Our Chaste tree (Vitex agnus-castus) produces abundant spears of flowers each spring, attracting hundreds of bees. Later, green berries appear and dry through the summer on the tree. Winter winds shake the brown, dry seeds down, and invariably two or more sprout directly under the tree. We let them grow in the shade of their parent’s branches for a year, then in the dormancy of late winter, plant them out in other places in the yard. We’ve found an effortless way to have beautiful lavender flowers around the property without buying seed or sowing.
Seeds are plants in an embryonic state; although their life force is dormant, they are not dead pebbles. In storage, they require a cool, dry, insect-free setting. Transporting them in the trunk of your car on a Phoenix summer day for 20 minutes could kill them. Yet they can survive on the tree or in the soil, nestled deep among fallen leaves or gravel, waiting for the rain to give the signal to spring to life and begin to put down roots and stretch a stem toward the sky.

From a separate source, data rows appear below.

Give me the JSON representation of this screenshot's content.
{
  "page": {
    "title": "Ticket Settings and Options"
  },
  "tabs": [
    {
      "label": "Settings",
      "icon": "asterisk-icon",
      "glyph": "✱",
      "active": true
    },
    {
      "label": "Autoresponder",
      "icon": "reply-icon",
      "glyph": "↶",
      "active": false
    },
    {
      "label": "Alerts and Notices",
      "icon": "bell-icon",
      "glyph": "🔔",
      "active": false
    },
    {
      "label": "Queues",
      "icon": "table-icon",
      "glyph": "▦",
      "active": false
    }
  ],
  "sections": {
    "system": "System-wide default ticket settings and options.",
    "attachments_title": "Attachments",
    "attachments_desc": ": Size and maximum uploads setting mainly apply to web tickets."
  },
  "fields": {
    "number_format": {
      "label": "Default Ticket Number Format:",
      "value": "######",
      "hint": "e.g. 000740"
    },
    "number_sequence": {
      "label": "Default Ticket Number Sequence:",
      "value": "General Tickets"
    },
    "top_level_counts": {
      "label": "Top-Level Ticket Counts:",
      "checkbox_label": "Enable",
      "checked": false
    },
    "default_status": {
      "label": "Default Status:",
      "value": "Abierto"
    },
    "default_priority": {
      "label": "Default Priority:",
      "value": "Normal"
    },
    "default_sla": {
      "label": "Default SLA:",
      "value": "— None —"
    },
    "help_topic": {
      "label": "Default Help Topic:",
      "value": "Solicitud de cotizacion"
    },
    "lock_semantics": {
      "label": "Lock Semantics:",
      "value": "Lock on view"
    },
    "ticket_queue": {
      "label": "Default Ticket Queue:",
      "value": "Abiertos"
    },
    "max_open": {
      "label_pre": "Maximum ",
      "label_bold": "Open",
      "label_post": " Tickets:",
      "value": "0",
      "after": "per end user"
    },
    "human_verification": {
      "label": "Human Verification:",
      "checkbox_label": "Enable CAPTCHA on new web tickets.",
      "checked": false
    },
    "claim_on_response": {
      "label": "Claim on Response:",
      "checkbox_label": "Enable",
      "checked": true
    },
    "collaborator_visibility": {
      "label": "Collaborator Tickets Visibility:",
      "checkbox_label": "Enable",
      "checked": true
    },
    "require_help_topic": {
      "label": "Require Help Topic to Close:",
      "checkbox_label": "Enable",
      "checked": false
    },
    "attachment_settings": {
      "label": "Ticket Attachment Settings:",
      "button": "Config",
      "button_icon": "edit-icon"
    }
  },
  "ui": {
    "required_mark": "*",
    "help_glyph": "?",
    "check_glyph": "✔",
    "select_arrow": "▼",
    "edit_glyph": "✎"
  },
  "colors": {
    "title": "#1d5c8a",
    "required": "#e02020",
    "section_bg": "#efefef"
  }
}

Participating in the cycle of plant life from flower to seed to seedling is a pleasure and a privilege. Although our Chaste trees sprout on their own, we expend time and care to grow many other plants from seed, choosing them from seed catalogs or exchanging with other gardeners, or checking them out of the VPA Seed Library. Afterwards we sprout them in seedbeds, carefully water, transplant to larger containers, and ultimately plant them out with a watchful eye to the best location in our garden. At the end of the season, when healthy, mature and productive plants make seed in our desert garden conditions, the seed is slightly better adapted to our weather, soil and climate than the parent plant. Tiny and unobtrusive, homegrown seeds contain the dormant energy to create the next generation of desert-adapted varieties. When we share or exchange these seeds among ourselves as desert gardeners, we join the centuries-long tradition of creating local landrace varieties of plants. Gardening becomes easier as plant care is less strenuous with locally adapted varieties.
Whether seeds are delicate (dandelions), delicious (sunflowers, pumpkins & legumes), or disc-shaped (tomatoes and peppers), their camouflage conceals the life force of plants able to thrive in our harsh climate and nourish our lives.